An excipient is any starting material used in the formulation of a medicine that is not an active pharmaceutical ingredient (API). It can include constituents that are later 'lost' from the medicine, such as solvents. Excipients can have a range of effects on consumer acceptance, safety and the efficacy of medicines. These effects can be as basic as improving the organoleptic qualities of the medicine through to influencing its effectiveness during use.
Excipients are available from a wide range of sources and have a large number of applications, which presents a significant challenge to pharmaceutical companies. Once a manufacturer understands the potential risks to a product from excipients, it can develop a combination of inter-related controls both internally and for the supplier. Many manufacturers have developed their own protocols for assessing risks and then work with excipient suppliers to appropriately align the good manufacturing practices (GMPs) adopted in the supplier's facility.
Table I: Low level risks, potential consequences and associated foundation level GMPs.
Mistake prevention is the prime reason why stringent controls must be implemented. A pharmaceutical manufacturer must ascertain whether the supplier produces any other excipients that could be mistakenly mixed with, or substituted for, the intended material. The Haitian incident2 is a well-reported occurrence of a fatal mistake involving similar chemicals. At least 59 children died as result of being given paracetamol oral syrup in which glycerol had been partially substituted with the chemically similar but highly toxic diethylene glycol.
Whereas pharmaceutical companies work within a highly regulated environment, the controls for starting materials are not clearly defined. The European Union (EU) Guide to Good Manufacturing Practice for Medicinal Products emphasizes the need for the control of purchasing starting materials. Regular audits of a manufacturer's quality system are a key consideration in the validation of reduced sampling of starting materials in Annex 8 of the guide. The UK Medicines Control Agency (MCA) also provides specific guidance on Certificates of Analysis. The International Conference on Harmonization (ICH) has recently given a clearer definition of API GMPs that are now internationally accepted and have been incorporated into EU GMPs as Annex 18.
The US Food and Drug Administration's (FDA's) Code of Federal Regulations 21 also examines the control of starting materials through specification, sampling and testing, although there are no references to control the manufacture of excipients. FDA has also accepted and issued ICH's API GMPs.

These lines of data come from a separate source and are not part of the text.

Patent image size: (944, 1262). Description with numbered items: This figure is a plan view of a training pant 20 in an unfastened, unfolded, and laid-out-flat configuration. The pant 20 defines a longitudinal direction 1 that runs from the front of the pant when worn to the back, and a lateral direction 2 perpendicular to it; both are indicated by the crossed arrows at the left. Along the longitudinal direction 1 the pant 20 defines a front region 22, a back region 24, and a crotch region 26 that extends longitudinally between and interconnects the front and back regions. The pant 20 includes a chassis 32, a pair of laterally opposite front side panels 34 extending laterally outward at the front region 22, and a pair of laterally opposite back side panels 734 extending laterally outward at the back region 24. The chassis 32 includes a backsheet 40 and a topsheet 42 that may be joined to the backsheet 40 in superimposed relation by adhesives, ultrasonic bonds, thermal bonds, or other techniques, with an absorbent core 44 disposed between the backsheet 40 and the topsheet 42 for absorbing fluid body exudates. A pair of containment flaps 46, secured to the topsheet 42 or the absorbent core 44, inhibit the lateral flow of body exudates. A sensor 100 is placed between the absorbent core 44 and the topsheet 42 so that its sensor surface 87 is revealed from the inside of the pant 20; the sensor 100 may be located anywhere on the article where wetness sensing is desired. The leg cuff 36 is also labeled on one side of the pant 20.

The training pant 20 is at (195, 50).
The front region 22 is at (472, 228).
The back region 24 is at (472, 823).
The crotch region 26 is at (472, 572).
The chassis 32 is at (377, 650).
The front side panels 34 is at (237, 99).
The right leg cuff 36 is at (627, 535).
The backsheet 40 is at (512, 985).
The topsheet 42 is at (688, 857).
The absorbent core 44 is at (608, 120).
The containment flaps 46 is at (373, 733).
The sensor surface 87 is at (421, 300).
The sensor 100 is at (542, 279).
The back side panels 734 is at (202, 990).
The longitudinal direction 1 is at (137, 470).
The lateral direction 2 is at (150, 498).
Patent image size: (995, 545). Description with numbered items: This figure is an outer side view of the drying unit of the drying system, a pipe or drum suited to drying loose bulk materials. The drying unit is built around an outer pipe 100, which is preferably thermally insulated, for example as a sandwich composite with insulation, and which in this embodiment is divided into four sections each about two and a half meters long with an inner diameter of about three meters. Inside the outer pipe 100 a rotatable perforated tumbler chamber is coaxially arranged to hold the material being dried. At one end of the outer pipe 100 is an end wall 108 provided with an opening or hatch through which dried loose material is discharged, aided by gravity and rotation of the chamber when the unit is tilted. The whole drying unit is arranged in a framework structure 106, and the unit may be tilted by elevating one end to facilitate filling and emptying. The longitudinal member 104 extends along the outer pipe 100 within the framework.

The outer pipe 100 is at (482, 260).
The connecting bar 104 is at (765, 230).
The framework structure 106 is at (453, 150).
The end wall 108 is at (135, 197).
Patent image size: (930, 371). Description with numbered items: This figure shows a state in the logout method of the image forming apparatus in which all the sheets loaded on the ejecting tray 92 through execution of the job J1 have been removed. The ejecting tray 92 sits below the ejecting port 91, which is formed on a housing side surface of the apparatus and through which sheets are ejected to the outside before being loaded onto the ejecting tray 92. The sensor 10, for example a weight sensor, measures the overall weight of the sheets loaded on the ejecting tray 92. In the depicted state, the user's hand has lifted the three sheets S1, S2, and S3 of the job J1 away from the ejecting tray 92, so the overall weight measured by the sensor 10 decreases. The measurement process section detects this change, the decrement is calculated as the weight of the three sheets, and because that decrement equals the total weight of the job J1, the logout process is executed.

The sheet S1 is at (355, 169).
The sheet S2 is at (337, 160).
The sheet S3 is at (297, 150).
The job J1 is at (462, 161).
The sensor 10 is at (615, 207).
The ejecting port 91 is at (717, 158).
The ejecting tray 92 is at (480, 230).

However, the recent Compliance Program Guidance Manual,3 which covers system inspections, emphasizes that current good manufacturing practice (cGMP) regulations are not direct requirements for the manufacture of APIs, but act only as a guide.
During 1990, it emerged that a better definition of GMPs for starting materials was required. In response to this, the The Pharmaceutical Quality Group (PQG) developed and published a code of practice (CoP) for manufacturers of APIs and excipients. This CoP, together with two related CoPs for packaging materials, formed the basis for a third party certification scheme linked to the ISO 9000 international quality system standard. This CoP was revised during 1995 in line with the changes to ISO 9002:1994 and has been revised during the last year to align with ISO 9001:2000 and the increased GMP expectations of suppliers. The new document is PS 9100:2002 Pharmaceutical excipients4 and was launched in June 2002. In the standard, John Turner, representing the MCA, states that: "The quality of excipients is best assured by following appropriate GMPs."

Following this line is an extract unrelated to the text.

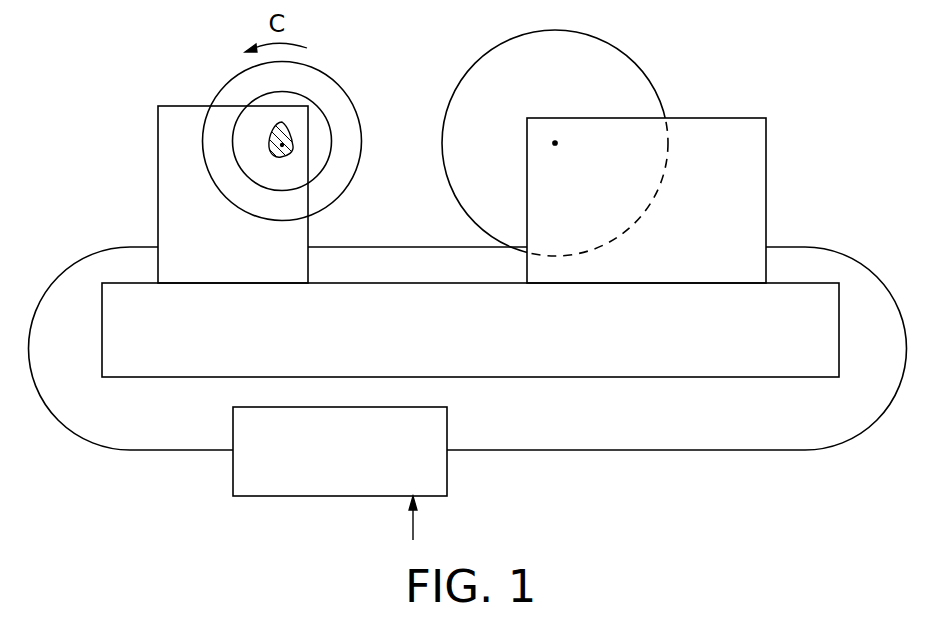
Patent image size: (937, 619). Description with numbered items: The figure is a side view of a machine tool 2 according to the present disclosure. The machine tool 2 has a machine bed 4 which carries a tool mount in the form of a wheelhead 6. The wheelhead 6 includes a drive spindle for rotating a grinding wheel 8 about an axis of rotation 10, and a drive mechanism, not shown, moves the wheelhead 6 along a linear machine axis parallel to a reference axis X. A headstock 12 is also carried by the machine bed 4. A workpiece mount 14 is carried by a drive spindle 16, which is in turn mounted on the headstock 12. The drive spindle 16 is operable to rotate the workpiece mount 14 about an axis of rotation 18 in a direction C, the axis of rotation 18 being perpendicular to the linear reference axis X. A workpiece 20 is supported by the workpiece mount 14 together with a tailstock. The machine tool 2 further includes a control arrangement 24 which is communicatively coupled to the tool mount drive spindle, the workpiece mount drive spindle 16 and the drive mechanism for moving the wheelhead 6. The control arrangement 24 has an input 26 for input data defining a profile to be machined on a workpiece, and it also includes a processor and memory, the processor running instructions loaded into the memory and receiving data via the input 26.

Table II: Additional risks, potential consequences and associated intermediate level GMPs.
Other organizations have also recognized the need to define "appropriate GMPs." The International Excipients Council (IPEC) introduced a guide in 1995, which was revised in 2001. The World Health Organization (WHO) is currently developing a voluntary certification scheme,5 which encompasses excipients and is linked to a set of defined GMPs. In addition, GMPs for food ingredients can be directly applied to pharmaceutical excipients; the most comprehensive of these is the Institute of Food Science and Technology GMPs.
PQG agrees with Anisfeld7 when he strongly argues that pharmaceutical manufacturers must know the manufacturing source of excipients, otherwise relevant controls cannot be implemented. He also maintains the importance of Certificates of Analysis. Certificates are a very important part of the supplier assurance process and most suppliers now provide them, but with varying levels of quality.

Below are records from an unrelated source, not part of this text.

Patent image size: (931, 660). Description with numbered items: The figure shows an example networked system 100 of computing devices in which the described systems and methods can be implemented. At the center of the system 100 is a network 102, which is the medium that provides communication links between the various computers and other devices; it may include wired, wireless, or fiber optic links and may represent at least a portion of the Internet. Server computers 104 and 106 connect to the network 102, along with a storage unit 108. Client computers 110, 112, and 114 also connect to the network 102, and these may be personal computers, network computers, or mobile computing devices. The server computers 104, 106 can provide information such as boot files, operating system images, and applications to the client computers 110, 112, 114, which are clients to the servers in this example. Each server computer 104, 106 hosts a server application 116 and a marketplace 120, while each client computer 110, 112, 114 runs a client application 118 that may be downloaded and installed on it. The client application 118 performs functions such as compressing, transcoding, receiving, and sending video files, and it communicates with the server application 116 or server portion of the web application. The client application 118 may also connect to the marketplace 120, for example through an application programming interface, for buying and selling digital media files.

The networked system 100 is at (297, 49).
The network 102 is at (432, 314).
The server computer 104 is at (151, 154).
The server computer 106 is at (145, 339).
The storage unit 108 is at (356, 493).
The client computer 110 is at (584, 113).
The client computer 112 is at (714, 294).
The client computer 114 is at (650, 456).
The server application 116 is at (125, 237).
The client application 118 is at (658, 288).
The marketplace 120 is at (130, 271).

The PQG recognized the inconsistency, and in 1990 introduced a standard in the first edition of the CoP, which is now included in the latest standard (PS 9100:2002). This is coupled with associated requirements for traceability and communication throughout the supply chain in a section dealing with agents, brokers, traders, distributors, repackers and relabellers.
The need for suppliers to adopt wide variations in GMPs reflects the realities of the current situation. A set of common GMPs for all suppliers, regardless of application, will inevitably increase costs and may lead to an adverse reaction.
PS 9100:2002 has included a risk assessment process to counter this problem and to target an appropriate level of GMP for an excipient, based on its application. This formalizes the different approaches that an auditor would take to assess, for example, a manufacturer of a sweetener for an oral product compared with a manufacturer of a critical excipient for a parenteral product. The appropriate level of GMP is set after giving consideration to these key risk areas:
The following examples highlight how PS 9100:2002 Pharmaceutical excipients could be implemented.
Example 1: sucrose as a sweetener in an oral syrup. Sucrose is included in many oral medicinal syrups as a sweetener to improve the taste of the product and improve patient compliance. This may be particularly important to ensure children do not reject the dose. Using the matrix on page 70 of PS 9100:2002, the excipient is considered as low risk and requires a minimum level of GMPs, which are referred to as the foundation level.
This scenario involves a range of potential risks to the quality of the excipient, which are listed in Table I together with the potential consequences of these risks. This understanding has led to a judgement, through an extensive consultation process, as to the nature of the GMPs that are required to control such risks at the foundation level. These GMPs are also illustrated in the table.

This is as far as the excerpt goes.